RESİMLER İÇİN TIKLA
Karacabey
Karacabey, Bursa´nın 60/65 km batısındaki bir ilçesidir. İlçe merkezi, Bursa´ya 62 km´lik işlek bir karayoluyla bağlanır. Yüzölçümü 1. 285 km2, toplam nüfusu yaklaşık 80 bin olup nüfus yoğunluğu 51 kişi/km2´dir. Merkez bucağına bağlı 66 köyü vardır. Toprakları yüksek verimli Karacabey Ovası´nda en çok buğday, arpa, mısır, fasulye, bezelye, şekerpancarı, pamuk, ayçiçeği ve tütün yetiştirilir. Ayrıca patates ve soğan üretiminde gelişen ilçede, sebzecilik ve meyvecilik de gelişmiştir.
Hayvancılığın ileri düzeyde geliştiği Karacabey; salça ve un fabrikaları yanında dünyaca ünlü Sütaş markasını yaratmıştır. Mahlaç peyniri ile de ünlenen Karacabey’in at ve koyun yetiştiriciliği ile ünlü harası ilçenin önemli markalarından biri konumundadır. Türkiye’nin en iyi yarış atları bu harada yetiştirilmektedir. Haranın geçmişi Orhan Gazi dönemine kadar uzanır. Günümüzde at yetiştiriciliğinin yanı sıra Türkiye’nin en köklü ve en büyük tarım işletmelerinden biridir. Karacabey, antik dönemde Mihaliç adı ile bilinmekteydi.
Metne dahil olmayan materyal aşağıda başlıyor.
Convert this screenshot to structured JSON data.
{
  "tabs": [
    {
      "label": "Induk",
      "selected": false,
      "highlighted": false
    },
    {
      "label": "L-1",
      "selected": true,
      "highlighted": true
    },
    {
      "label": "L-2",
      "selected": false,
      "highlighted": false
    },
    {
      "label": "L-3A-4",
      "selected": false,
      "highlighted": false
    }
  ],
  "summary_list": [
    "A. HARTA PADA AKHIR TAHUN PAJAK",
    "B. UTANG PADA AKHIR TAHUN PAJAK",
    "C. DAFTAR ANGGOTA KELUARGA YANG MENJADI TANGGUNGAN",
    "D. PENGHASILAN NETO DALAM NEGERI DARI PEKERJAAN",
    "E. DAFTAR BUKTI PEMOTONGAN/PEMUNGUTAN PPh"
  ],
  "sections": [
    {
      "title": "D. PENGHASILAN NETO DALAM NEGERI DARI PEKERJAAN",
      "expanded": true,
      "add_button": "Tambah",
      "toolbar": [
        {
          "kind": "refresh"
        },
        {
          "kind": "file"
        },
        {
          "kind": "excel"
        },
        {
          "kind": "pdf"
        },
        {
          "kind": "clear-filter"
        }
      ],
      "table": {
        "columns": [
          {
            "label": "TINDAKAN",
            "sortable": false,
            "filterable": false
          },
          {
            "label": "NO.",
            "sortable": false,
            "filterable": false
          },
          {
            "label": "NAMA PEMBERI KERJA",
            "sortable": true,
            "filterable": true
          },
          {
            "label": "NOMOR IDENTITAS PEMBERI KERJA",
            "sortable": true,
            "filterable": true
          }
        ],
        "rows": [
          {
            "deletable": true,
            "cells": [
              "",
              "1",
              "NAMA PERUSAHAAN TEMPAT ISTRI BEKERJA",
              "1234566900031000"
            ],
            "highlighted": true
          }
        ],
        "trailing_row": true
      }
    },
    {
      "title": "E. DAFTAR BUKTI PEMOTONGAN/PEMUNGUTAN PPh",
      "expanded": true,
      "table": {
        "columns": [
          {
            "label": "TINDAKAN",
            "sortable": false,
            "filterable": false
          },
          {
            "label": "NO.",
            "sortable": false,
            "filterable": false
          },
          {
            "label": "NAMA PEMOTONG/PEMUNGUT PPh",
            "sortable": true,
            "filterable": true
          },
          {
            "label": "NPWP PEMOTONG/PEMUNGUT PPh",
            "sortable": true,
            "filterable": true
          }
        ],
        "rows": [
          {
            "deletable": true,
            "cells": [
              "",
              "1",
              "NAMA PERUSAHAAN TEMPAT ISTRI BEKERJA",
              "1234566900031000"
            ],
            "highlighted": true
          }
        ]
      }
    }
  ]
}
Tarihte sırayla Bitinyalılar, Lidyalılar ve Pers Krallığı´nın egemenliğine girmiştir.
Karacabey Camii (İmaret Camii)
Babası 2. Sultan Murat Han’dan sonra Fatih Sultan Mehmet’e de başarılı askeri hizmetler sunan ve İstanbul’un fethedilmesinde büyük katkısı bulunan Rumeli Beylerbeyi Dayı Karaca Bey, ilçe merkezinde kendi yaptırdığı camiinin avlusundaki mezarına defnedilmiştir (1457).
Osmanlı ordusuna verdiği savaş taktikleri ile zaferlerle dolu bir ömür geçiren ve Rumeli Beylerbeyi olarak, Varna ve 2. Kosova Savaşları’nın kazanılmasında öne çıkan Dayı Karaca Bey, Osmanlı’yı yıldıran Haçlı Orduları Komutanı Macar Jan Hunyad’a (Hünyadi Yanoş) savaş meydanlarını dar getirerek, onu ölüm yolculuğuna gönderen bir komutan olarak tarihteki yerini aldı.
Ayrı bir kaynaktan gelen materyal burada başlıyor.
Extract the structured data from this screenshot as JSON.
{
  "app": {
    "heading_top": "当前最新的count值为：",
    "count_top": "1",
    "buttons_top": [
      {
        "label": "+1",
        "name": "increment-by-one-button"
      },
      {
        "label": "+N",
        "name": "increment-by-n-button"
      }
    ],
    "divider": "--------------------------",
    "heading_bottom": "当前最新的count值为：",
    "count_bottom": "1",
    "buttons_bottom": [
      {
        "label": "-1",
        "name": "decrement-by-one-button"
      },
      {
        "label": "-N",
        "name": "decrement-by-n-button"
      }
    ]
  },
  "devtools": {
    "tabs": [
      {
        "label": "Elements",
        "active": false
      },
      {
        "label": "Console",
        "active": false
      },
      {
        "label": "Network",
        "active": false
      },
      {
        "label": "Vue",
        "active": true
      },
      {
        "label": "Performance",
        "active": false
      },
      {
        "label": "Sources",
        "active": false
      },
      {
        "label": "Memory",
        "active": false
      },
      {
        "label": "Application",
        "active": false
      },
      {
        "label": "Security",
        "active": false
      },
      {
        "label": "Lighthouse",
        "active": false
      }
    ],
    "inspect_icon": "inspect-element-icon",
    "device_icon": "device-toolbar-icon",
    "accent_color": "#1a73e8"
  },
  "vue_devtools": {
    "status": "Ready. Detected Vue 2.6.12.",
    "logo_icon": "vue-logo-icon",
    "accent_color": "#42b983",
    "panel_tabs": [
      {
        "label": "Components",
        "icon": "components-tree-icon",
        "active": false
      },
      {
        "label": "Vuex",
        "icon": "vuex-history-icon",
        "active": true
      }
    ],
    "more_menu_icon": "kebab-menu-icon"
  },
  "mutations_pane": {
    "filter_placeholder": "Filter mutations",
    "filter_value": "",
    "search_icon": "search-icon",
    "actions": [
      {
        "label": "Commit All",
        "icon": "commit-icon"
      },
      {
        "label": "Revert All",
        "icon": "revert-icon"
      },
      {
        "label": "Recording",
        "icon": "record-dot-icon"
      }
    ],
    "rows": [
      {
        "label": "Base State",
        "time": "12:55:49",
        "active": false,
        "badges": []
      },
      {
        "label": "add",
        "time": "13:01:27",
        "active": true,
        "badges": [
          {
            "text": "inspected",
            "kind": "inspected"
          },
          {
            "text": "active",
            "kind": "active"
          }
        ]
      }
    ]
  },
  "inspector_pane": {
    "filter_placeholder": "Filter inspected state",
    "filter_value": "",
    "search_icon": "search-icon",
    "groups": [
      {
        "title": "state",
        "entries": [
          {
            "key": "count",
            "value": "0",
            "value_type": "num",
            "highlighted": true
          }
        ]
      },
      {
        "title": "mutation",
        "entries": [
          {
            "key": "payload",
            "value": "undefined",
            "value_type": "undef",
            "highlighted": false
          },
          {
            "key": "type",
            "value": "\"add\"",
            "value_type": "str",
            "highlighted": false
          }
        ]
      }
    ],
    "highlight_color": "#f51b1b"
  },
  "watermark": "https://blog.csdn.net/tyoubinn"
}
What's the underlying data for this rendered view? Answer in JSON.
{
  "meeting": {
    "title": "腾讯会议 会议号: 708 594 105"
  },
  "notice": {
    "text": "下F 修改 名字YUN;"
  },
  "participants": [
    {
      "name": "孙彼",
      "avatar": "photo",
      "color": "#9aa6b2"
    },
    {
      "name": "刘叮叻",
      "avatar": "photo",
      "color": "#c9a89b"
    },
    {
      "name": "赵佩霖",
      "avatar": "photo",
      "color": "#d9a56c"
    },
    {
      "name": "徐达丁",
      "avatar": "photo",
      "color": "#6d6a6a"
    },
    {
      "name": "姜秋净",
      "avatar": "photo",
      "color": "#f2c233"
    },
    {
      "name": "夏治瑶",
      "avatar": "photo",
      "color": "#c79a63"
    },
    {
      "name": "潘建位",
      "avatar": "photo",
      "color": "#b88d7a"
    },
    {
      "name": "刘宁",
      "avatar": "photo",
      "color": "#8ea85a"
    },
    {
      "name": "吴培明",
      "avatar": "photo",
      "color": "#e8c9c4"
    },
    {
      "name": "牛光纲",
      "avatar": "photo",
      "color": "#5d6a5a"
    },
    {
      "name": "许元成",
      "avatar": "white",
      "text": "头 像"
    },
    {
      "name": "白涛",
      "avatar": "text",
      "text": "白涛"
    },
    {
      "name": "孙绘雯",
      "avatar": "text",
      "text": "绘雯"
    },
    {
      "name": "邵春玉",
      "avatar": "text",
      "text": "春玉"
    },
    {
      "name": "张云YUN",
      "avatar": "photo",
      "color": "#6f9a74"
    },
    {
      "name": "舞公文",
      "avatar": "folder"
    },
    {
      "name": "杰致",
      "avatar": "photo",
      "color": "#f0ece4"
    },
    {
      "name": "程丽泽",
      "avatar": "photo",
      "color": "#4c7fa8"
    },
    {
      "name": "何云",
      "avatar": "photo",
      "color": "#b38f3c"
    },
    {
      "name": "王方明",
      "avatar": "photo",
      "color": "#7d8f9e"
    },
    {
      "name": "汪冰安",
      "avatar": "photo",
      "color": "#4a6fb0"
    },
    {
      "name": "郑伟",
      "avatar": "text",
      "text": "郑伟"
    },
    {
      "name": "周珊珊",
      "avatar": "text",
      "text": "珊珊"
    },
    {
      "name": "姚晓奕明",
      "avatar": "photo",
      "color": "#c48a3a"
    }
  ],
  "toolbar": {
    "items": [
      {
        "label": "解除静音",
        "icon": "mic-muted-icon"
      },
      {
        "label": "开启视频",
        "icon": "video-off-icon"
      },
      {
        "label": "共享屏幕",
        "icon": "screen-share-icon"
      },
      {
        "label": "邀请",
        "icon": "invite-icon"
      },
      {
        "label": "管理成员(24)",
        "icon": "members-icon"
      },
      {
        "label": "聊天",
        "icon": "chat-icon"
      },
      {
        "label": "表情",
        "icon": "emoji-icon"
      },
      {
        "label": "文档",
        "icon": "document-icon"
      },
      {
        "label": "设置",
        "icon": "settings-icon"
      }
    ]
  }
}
Dayı Karaca Bey’in, sağlığında inşaatını başlattığı ve Osmanlı döneminde içerisinde yoksullar için hizmet veren imaret bölümünün bulunması nedeniyle ilçe halkı arasında “İmaret Camii” adıyla bilinen bu eserinde her gün çok sayıda mümin ibadet etmekten büyük mutluluk duymaktadır. 1457 yılında inşaatı tamamlanan bu değerli yapı, depremler ve Kurtuluş Savaşı yıllarındaki Karacabey yangını nedeniyle çok zarar görmüştür. Tarihi cami, Bursa Vakıflar Bölge Müdürlüğü tarafından 1968-1980 yılları arasında restore edilerek yeniden halkın ibadetine sunulmuştur. Cami avlusunda Dayı Karaca Bey’in mezarı ve eşi Bülbül Hatun ile kayınbiraderi Ahmet Bey’in türbeleri bulunmaktadır.
Issız Han
Bursa-İzmir yolu üzerinde Karacabey’in Gölkıyı ve Uluabat köyleri arasında olup, Uluabat Gölü kıyısında yer alan bir handır. Osmanlı Sultanı Yıldırım Bayezıt döneminden kalmadır. Geçtiğimiz yıl restore edilen eserin kapı üstündeki kitabesinde hayırlı işler ve Allah rızası için 1396 yılında inşa edildiği belirtilmektedir. İstanbul-Susurluk Irmağı-Uluabat Gölü güzergahında tarihte nehir taşımacılığının dinlenme ve konaklama üslerinden biri olarak vatandaşlara ücretsiz hizmet veren Issız Han, Osmanlı döneminin güzel bir kervansaray örneğidir.
Ulu Cami
Osmanlı Sultanı 1. Murat Hüdavendigar zamanında Bursa’da inşa edilen eserler arasında olup, şehrin “Eski Karacabey” olarak adlandırılan bölümünde yer almaktadır. Depremler ve Kurtuluş Savaşı yıllarındaki Karacabey Yangını’nda büyük hasar gören eser, her onarımdan sonra mimari özelliğinden bazılarını kaybetmiştir. Halen kubbesi bulunmayan tarihi yapı çatılı bir modeldir. Altıgen kaide üzerindeki minaresi onaltıgendir ve tek şerefelidir. Değerli eserin orijinal şekline dönüştürülmesi amacıyla hazırlanan yeni onarım ve restore projesi kapsamında çalışmalara başlanmış, restore çalışmaları sırasında yangın çıkmış ulu camii tamamen yanmıştır.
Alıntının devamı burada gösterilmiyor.